Their religion and culture was well-developed and widespread. In around 1500 BCE an oral tradition of mantras and recitation grew up and resulted in the composition of the Rig Vedas. These are about a thousand hymns in praise of and in supplication to the gods, battle hymns and other, narrative sections. The Vedas have been found in places as far from India as Kurdistan. Originally they were mantras based on sounds and the meaning of sound, but as time went on they grew into a lasting mythology. They describe a bronze-using society, which dates them to before 1200 BCE when the use of iron arrived in India. The Vedas persisted in oral tradition until they were written down, in about 1400 CE. There were undoubtedly changes once they were committed to writing, but the traditions were strong, and the Vedas are still those recognisable as the oldest, recorded ritual.
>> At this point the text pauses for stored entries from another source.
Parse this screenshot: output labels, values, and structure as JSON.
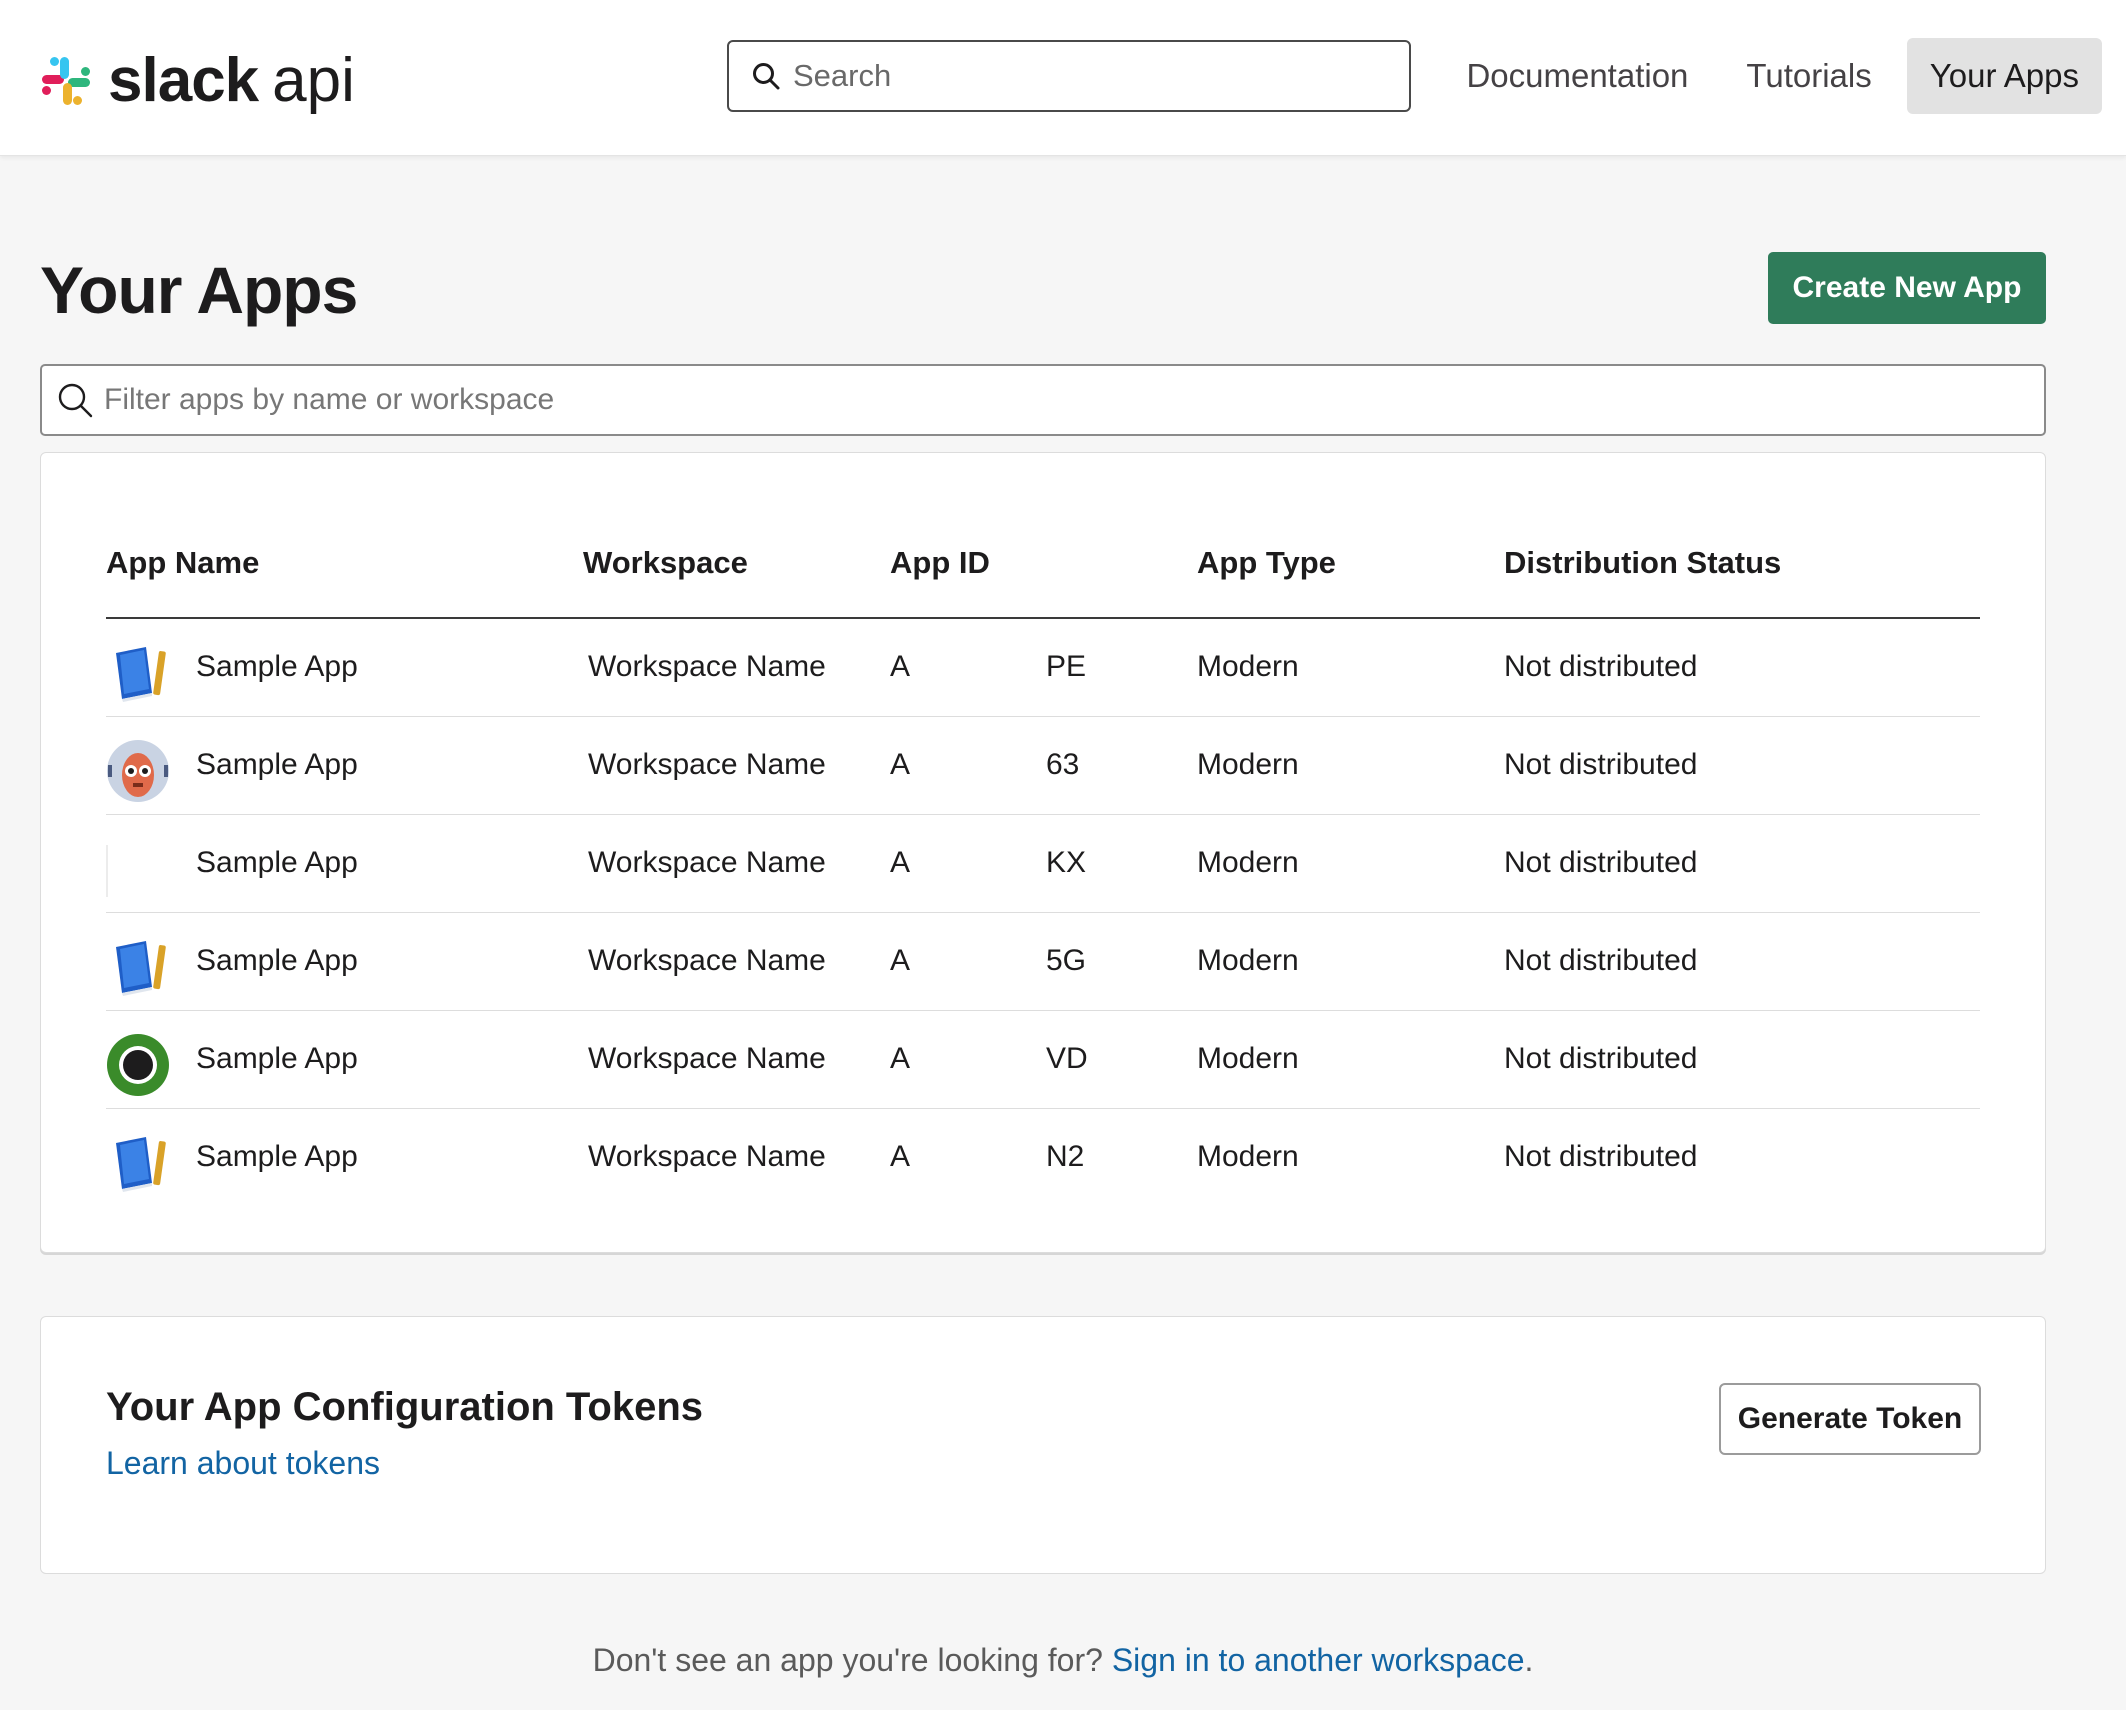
{
  "header": {
    "logo_word": "slack",
    "logo_suffix": "api",
    "search_placeholder": "Search",
    "nav": [
      {
        "label": "Documentation",
        "active": false
      },
      {
        "label": "Tutorials",
        "active": false
      },
      {
        "label": "Your Apps",
        "active": true
      }
    ]
  },
  "page": {
    "title": "Your Apps",
    "create_button": "Create New App",
    "filter_placeholder": "Filter apps by name or workspace"
  },
  "apps_table": {
    "columns": [
      "App Name",
      "Workspace",
      "App ID",
      "App Type",
      "Distribution Status"
    ],
    "rows": [
      {
        "icon": "book-icon",
        "name": "Sample App",
        "workspace": "Workspace Name",
        "id_prefix": "A",
        "id_suffix": "PE",
        "type": "Modern",
        "distribution": "Not distributed"
      },
      {
        "icon": "robot-avatar-icon",
        "name": "Sample App",
        "workspace": "Workspace Name",
        "id_prefix": "A",
        "id_suffix": "63",
        "type": "Modern",
        "distribution": "Not distributed"
      },
      {
        "icon": "blank-icon",
        "name": "Sample App",
        "workspace": "Workspace Name",
        "id_prefix": "A",
        "id_suffix": "KX",
        "type": "Modern",
        "distribution": "Not distributed"
      },
      {
        "icon": "book-icon",
        "name": "Sample App",
        "workspace": "Workspace Name",
        "id_prefix": "A",
        "id_suffix": "5G",
        "type": "Modern",
        "distribution": "Not distributed"
      },
      {
        "icon": "green-circle-icon",
        "name": "Sample App",
        "workspace": "Workspace Name",
        "id_prefix": "A",
        "id_suffix": "VD",
        "type": "Modern",
        "distribution": "Not distributed"
      },
      {
        "icon": "book-icon",
        "name": "Sample App",
        "workspace": "Workspace Name",
        "id_prefix": "A",
        "id_suffix": "N2",
        "type": "Modern",
        "distribution": "Not distributed"
      }
    ]
  },
  "tokens": {
    "title": "Your App Configuration Tokens",
    "learn_link": "Learn about tokens",
    "generate_button": "Generate Token"
  },
  "footer": {
    "text": "Don't see an app you're looking for?",
    "link": "Sign in to another workspace",
    "period": "."
  },
  "colors": {
    "primary_button": "#2f7c5a",
    "link": "#1264a3",
    "nav_active_bg": "#e2e2e2",
    "page_bg": "#f6f6f6"
  }
}
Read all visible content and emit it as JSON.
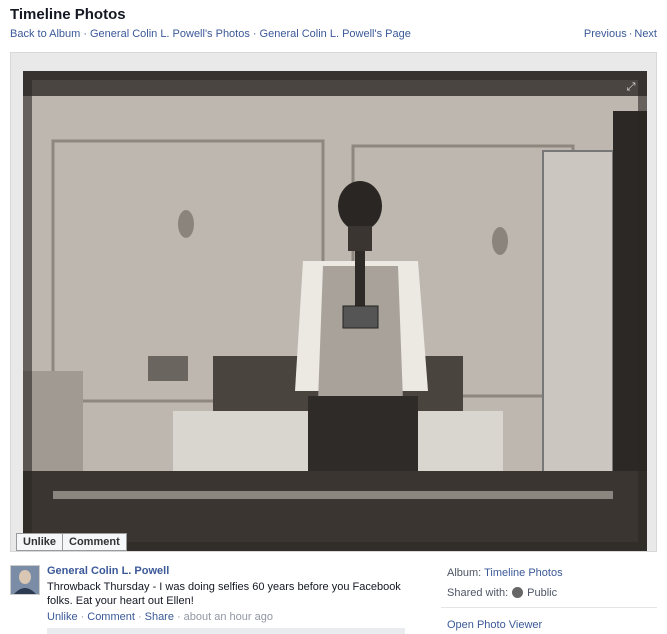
{
  "page": {
    "title": "Timeline Photos"
  },
  "breadcrumb": {
    "back": "Back to Album",
    "photos": "General Colin L. Powell's Photos",
    "page": "General Colin L. Powell's Page",
    "separator": "·"
  },
  "pager": {
    "previous": "Previous",
    "separator": "·",
    "next": "Next"
  },
  "photo_actions": {
    "unlike": "Unlike",
    "comment": "Comment"
  },
  "post": {
    "author": "General Colin L. Powell",
    "caption": "Throwback Thursday - I was doing selfies 60 years before you Facebook folks. Eat your heart out Ellen!",
    "unlike": "Unlike",
    "comment": "Comment",
    "share": "Share",
    "separator": "·",
    "time": "about an hour ago"
  },
  "meta": {
    "album_label": "Album:",
    "album_value": "Timeline Photos",
    "shared_label": "Shared with:",
    "shared_value": "Public",
    "open_viewer": "Open Photo Viewer"
  },
  "icons": {
    "fullscreen": "expand-icon",
    "privacy": "globe-icon"
  },
  "colors": {
    "link": "#3b5998",
    "muted": "#9197a3"
  }
}
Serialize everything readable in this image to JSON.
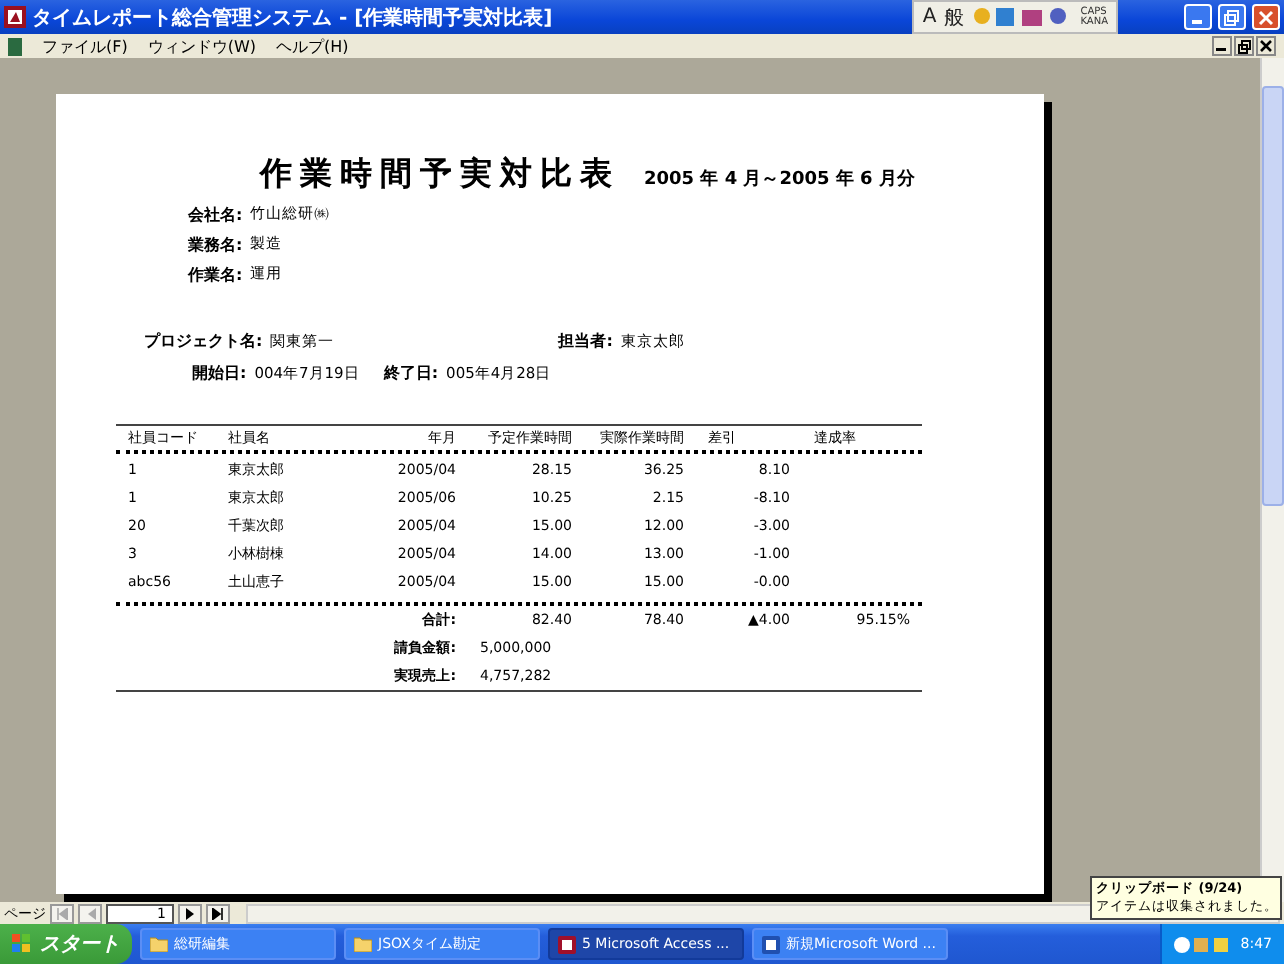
{
  "window": {
    "title": "タイムレポート総合管理システム - [作業時間予実対比表]"
  },
  "ime_bar": {
    "mode": "A",
    "dictionary": "般",
    "caps": "CAPS",
    "kana": "KANA"
  },
  "menu": [
    "ファイル(F)",
    "ウィンドウ(W)",
    "ヘルプ(H)"
  ],
  "report": {
    "title": "作業時間予実対比表",
    "period": "2005 年  4 月～2005 年  6 月分",
    "info": [
      {
        "label": "会社名:",
        "value": "竹山総研㈱"
      },
      {
        "label": "業務名:",
        "value": "製造"
      },
      {
        "label": "作業名:",
        "value": "運用"
      }
    ],
    "project": {
      "label": "プロジェクト名:",
      "value": "関東第一",
      "owner_label": "担当者:",
      "owner": "東京太郎"
    },
    "dates": {
      "start_label": "開始日:",
      "start": "004年7月19日",
      "end_label": "終了日:",
      "end": "005年4月28日"
    },
    "columns": [
      "社員コード",
      "社員名",
      "年月",
      "予定作業時間",
      "実際作業時間",
      "差引",
      "達成率"
    ],
    "rows": [
      [
        "1",
        "東京太郎",
        "2005/04",
        "28.15",
        "36.25",
        "8.10"
      ],
      [
        "1",
        "東京太郎",
        "2005/06",
        "10.25",
        "2.15",
        "-8.10"
      ],
      [
        "20",
        "千葉次郎",
        "2005/04",
        "15.00",
        "12.00",
        "-3.00"
      ],
      [
        "3",
        "小林樹棟",
        "2005/04",
        "14.00",
        "13.00",
        "-1.00"
      ],
      [
        "abc56",
        "土山恵子",
        "2005/04",
        "15.00",
        "15.00",
        "-0.00"
      ]
    ],
    "totals": {
      "label": "合計:",
      "planned": "82.40",
      "actual": "78.40",
      "diff": "▲4.00",
      "rate": "95.15%"
    },
    "amounts": [
      {
        "label": "請負金額:",
        "value": "5,000,000"
      },
      {
        "label": "実現売上:",
        "value": "4,757,282"
      }
    ]
  },
  "navigator": {
    "label": "ページ",
    "page": "1"
  },
  "clipboard": {
    "title": "クリップボード (9/24)",
    "message": "アイテムは収集されました。"
  },
  "taskbar": {
    "start": "スタート",
    "tasks": [
      {
        "label": "総研編集",
        "selected": false,
        "kind": "folder"
      },
      {
        "label": "JSOXタイム勘定",
        "selected": false,
        "kind": "folder"
      },
      {
        "label": "5 Microsoft Access ...",
        "selected": true,
        "kind": "access"
      },
      {
        "label": "新規Microsoft Word ...",
        "selected": false,
        "kind": "word"
      }
    ],
    "clock": "8:47"
  }
}
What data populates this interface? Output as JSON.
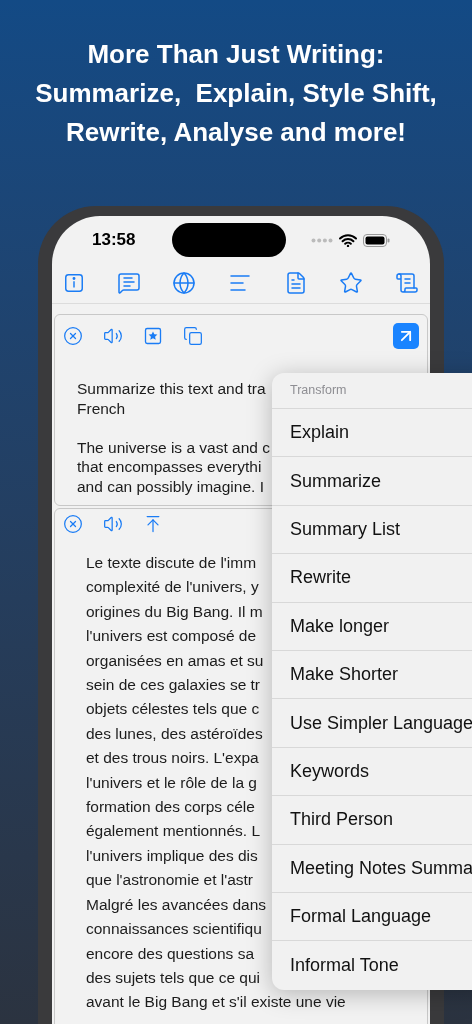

The language of the later, written Vedas was Sanskrit, and again, similarities between Sanskrit and Western languages were seen to support the invasion theory. Remains of chariots and horses, unknown in India until the Aryans arrived, can be found in the Indus Valley, but how they got there over the high mountains of the Hindu Kush has never been established. However it happened, through invasion or acculturalisation through trade, the dominant culture of the Indus Valley civilisation, and its language, changed before the migration Eastwards.